We selected a few types of caviar to cover the range of flavors, textures and pricing. Here is some basic information about the types we have- and also about other products we offer to accompany caviar.

All of these will keep for up to 6 weeks before they are opened. Once they are open you need to keep chilled and will want to eat within 24 hours.

TROUT ROE $15.50 100grams
A beginner’s caviar- or maybe graphic designer caviar (they always seem to like orange). These are less intense in their “taste of the sea” than the other caviars. Great snap to them and totally approachable flavor. Let’s call it the “gateway caviar.”

HACKLEBACK $24 for 30grams
This is American caviar. The roe is harvested from rivers and lakes in Tennessee and Illinois where wild Hackleback sturgeon live. The beads are small- not jet black but more of a brown/black and it has a mild taste that has some salinity but also a smoothness through the finish. (more buttery than the others)

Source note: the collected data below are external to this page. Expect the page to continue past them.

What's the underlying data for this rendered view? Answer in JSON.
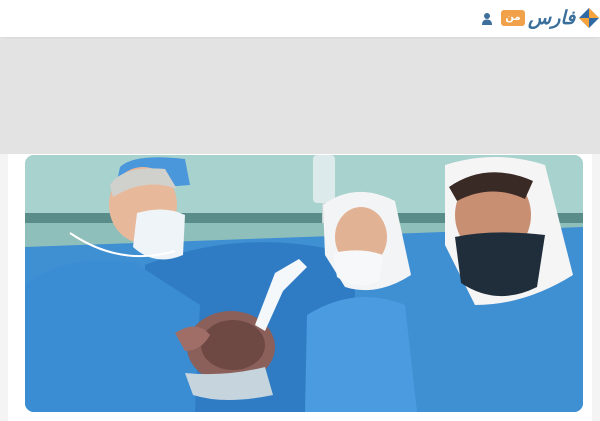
{
  "header": {
    "logo_text": "فارس",
    "man_badge_label": "من",
    "icons": {
      "user": "user-icon",
      "logo_mark": "fars-logo-icon"
    },
    "colors": {
      "logo_text": "#3a6f9b",
      "badge": "#f0a14a",
      "logo_mark_orange": "#f5a33a",
      "logo_mark_blue": "#2f6aa5",
      "user_icon": "#3d6f9c"
    }
  },
  "main": {
    "photo": {
      "subject": "surgeons-holding-newborn-photo"
    }
  }
}
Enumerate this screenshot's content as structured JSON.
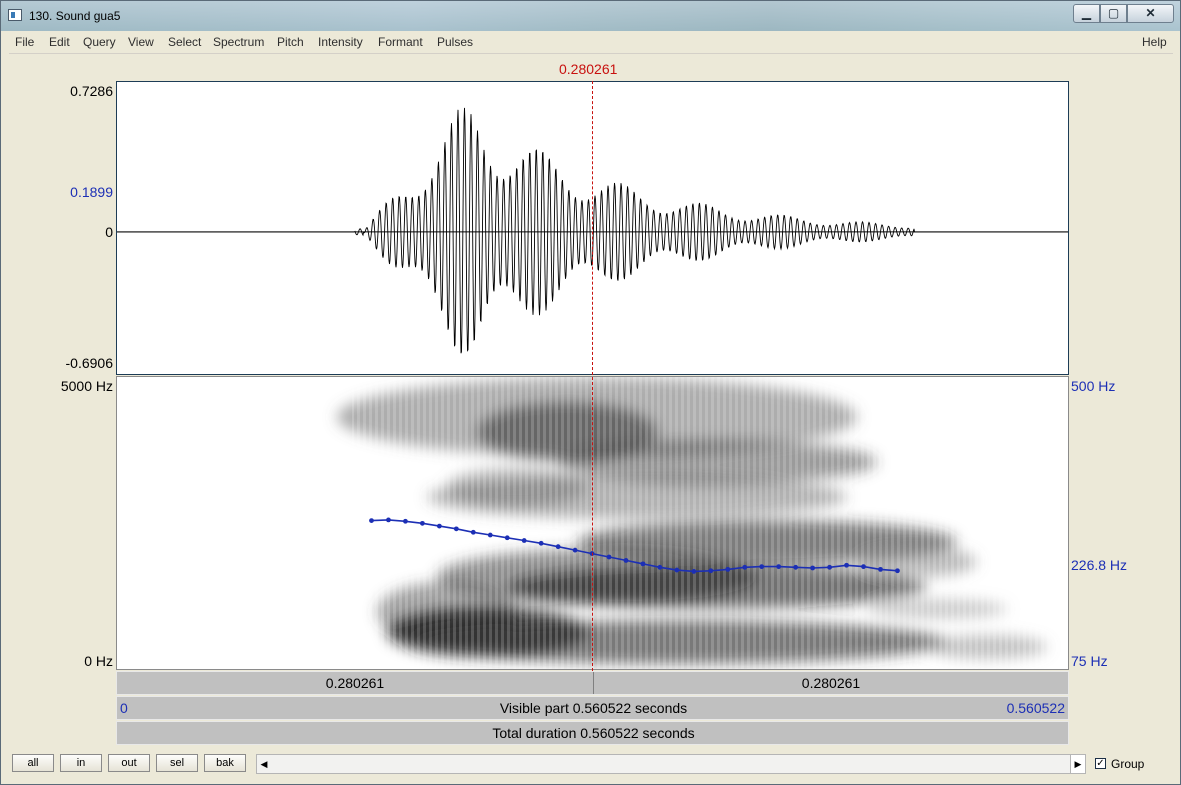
{
  "window": {
    "title": "130. Sound gua5",
    "min_glyph": "▁",
    "max_glyph": "▢",
    "close_glyph": "✕"
  },
  "menu": {
    "items": [
      "File",
      "Edit",
      "Query",
      "View",
      "Select",
      "Spectrum",
      "Pitch",
      "Intensity",
      "Formant",
      "Pulses"
    ],
    "help": "Help"
  },
  "cursor": {
    "time_label": "0.280261"
  },
  "waveform": {
    "y_max": "0.7286",
    "y_cursor": "0.1899",
    "y_zero": "0",
    "y_min": "-0.6906"
  },
  "spectrogram": {
    "freq_max": "5000 Hz",
    "freq_min": "0 Hz",
    "pitch_max": "500 Hz",
    "pitch_current": "226.8 Hz",
    "pitch_min": "75 Hz"
  },
  "timebar": {
    "left_label": "0.280261",
    "right_label": "0.280261",
    "visible_start": "0",
    "visible_label": "Visible part 0.560522 seconds",
    "visible_end": "0.560522",
    "total_label": "Total duration 0.560522 seconds"
  },
  "buttons": {
    "all": "all",
    "in": "in",
    "out": "out",
    "sel": "sel",
    "bak": "bak"
  },
  "scroll": {
    "left_glyph": "◀",
    "right_glyph": "▶"
  },
  "group": {
    "label": "Group",
    "checked": true,
    "check_glyph": "✓"
  },
  "colors": {
    "cursor": "#c8110f",
    "pitch": "#1c2fb5",
    "waveform": "#000000"
  },
  "chart_data": {
    "type": "line",
    "x_unit": "seconds",
    "x_range": [
      0,
      0.560522
    ],
    "waveform_y_range": [
      -0.6906,
      0.7286
    ],
    "pitch_range_hz": [
      75,
      500
    ],
    "pitch_series": {
      "x": [
        0.15,
        0.16,
        0.17,
        0.18,
        0.19,
        0.2,
        0.21,
        0.22,
        0.23,
        0.24,
        0.25,
        0.26,
        0.27,
        0.28,
        0.29,
        0.3,
        0.31,
        0.32,
        0.33,
        0.34,
        0.35,
        0.36,
        0.37,
        0.38,
        0.39,
        0.4,
        0.41,
        0.42,
        0.43,
        0.44,
        0.45,
        0.46
      ],
      "values": [
        291,
        292,
        290,
        287,
        283,
        279,
        274,
        270,
        266,
        262,
        258,
        253,
        248,
        243,
        238,
        233,
        228,
        223,
        219,
        217,
        218,
        220,
        223,
        224,
        224,
        223,
        222,
        223,
        226,
        224,
        220,
        218
      ]
    }
  }
}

TRANSMONTANOUS $50 for 30grams
This roe comes from white sturgeon called transmontanous that is farmed but is also native to California. This is the value caviar I think- it has the refined and balanced flavor of some of the more expensive caviars. California was one of the early adopters in the domestic caviar industry when they saw the effects of too much harvesting in wild sturgeon habitats. Florence Fab wrote about California caviar for the New York Times this week.

ALVERTA $70 for 30 grams
Another California caviar. This one is from mature, white sturgeon in Northern California. The flavors are clean and balanced with a bit of nuttiness. Little bit lighter in color than the transmontanous. Much more of a saline/oceanic flavor to this than the less expensive options.

The classic way to consume caviar is to drop a dollop of crème fraiche on a blini and sprinkle a bit of caviar on there, maybe even some minced chives?

BLINIS $15.50 for 30 mini blini
They are just tiny, pancake-like vehicles for eating caviar. A mildly flavored backdrop that offers a contrasting texture.

Basically a fancy French way of saying SOUR CREAM. They are so much better at naming things, fraiche sounds better than sour when you’re choosing what to eat… Delicious when dolloped on all kinds of things like soup, blinis, brunch, yum.